Actual execution plan: https://www.brentozar.com/pastetheplan/?id=HkxiKmDXs

and

CREATE INDEX ix_2 
ON dados (cod_ponto, hora_leit) 
INCLUDE (St_bomba, q_bomba, sequencial) 
WHERE St_bomba IN ('ON', 'OFF')

Actual execution plan: https://www.brentozar.com/pastetheplan/?id=By_1tmDQj

I figured out, as far as I can see, that the first execution plan is better, although the query optimizer is giving preference to the second one.

Am I misevaluating the performance?

CodePudding user response：

Aside from marc said in the comments, the second query plan only has to seek into 1 row in the index (Actual Number of Rows) and has a perfect cardinality estimate then because it also estimated 1 row.

The first execution plan estimates around 250 rows but actually seeks into 95 rows on the index, so slightly less efficient and a worse cardinality estimate.

But to be honest, for such a simple query plan and small amount of data, you might find the best way to compare is by looking at the TIME STATISTICS and IO STATISTICS. E.g. run SET STATISTICS TIME, IO ON; first, then run each query that produces each plan above and compare. The results will be in the Messages window in SSMS.

TIME STATISTICS will give you the Parse and Compile Time of the query (which shouldn't be super relevant for this test) and the total CPU and Elapsed Time.

IO STATISTICS will tell you how many data pages were read from Memory (the Logical Reads) to serve your query.

The plan that required less of either or both is generally better.

CodePudding user response：

The ix_2 is clearly better.

The first thing to note is that the query is written in a very convoluted way.

The query

SELECT TOP 1 
    MAX(HORA_LEIT), ST_BOMBA, Q_BOMBA, SEQUENCIAL 
FROM 
    DADOS 
WHERE 
    COD_PONTO = 2085 
    AND (ST_BOMBA = 'ON' OR ST_BOMBA = 'OFF') 
GROUP BY 
    ST_BOMBA, Q_BOMBA, SEQUENCIAL 
ORDER BY 
    MAX(HORA_LEIT) DESC

is equivalent to

SELECT TOP 1 
    HORA_LEIT, ST_BOMBA, Q_BOMBA, SEQUENCIAL 
FROM 
    DADOS 
WHERE 
    COD_PONTO = 2085 
    AND (ST_BOMBA = 'ON' OR ST_BOMBA = 'OFF') 
ORDER BY 
    HORA_LEIT DESC

As you are only interested in the TOP 1 the GROUP BY can be optimized out here.

Both execution plans recognize this and don't contain any aggregation operators.

For index 2 the filtered index condition guarantees that all rows match the ST_BOMBA condition.
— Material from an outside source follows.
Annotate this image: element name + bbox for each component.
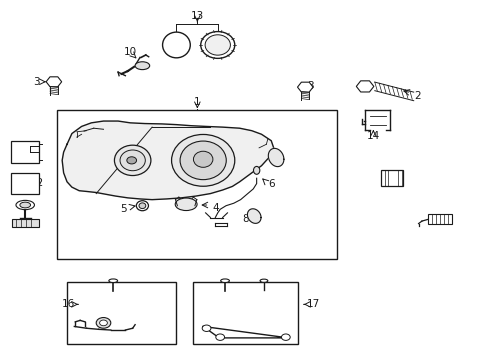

It just has to do a backward ordered index seek on COD_PONTO = 2085 and read the first row and then stop (as the second key column is HORA_LEIT).

For index 1 the index seek is actually two seeks.

seek on (COD_PONTO, ST_BOMBA) = (2085, 'ON')
seek on (COD_PONTO, ST_BOMBA) = (2085, 'OFF')

The combined rows matching either of those conditions then go into the Top N sort to get the TOP 1 matching row as ordered by HORA_LEIT DESC. It is only 96 rows in this case but is potentially unbounded and just depends on your data.

Reading a single row and stopping is better than reading an arbitrary number of rows and sorting them.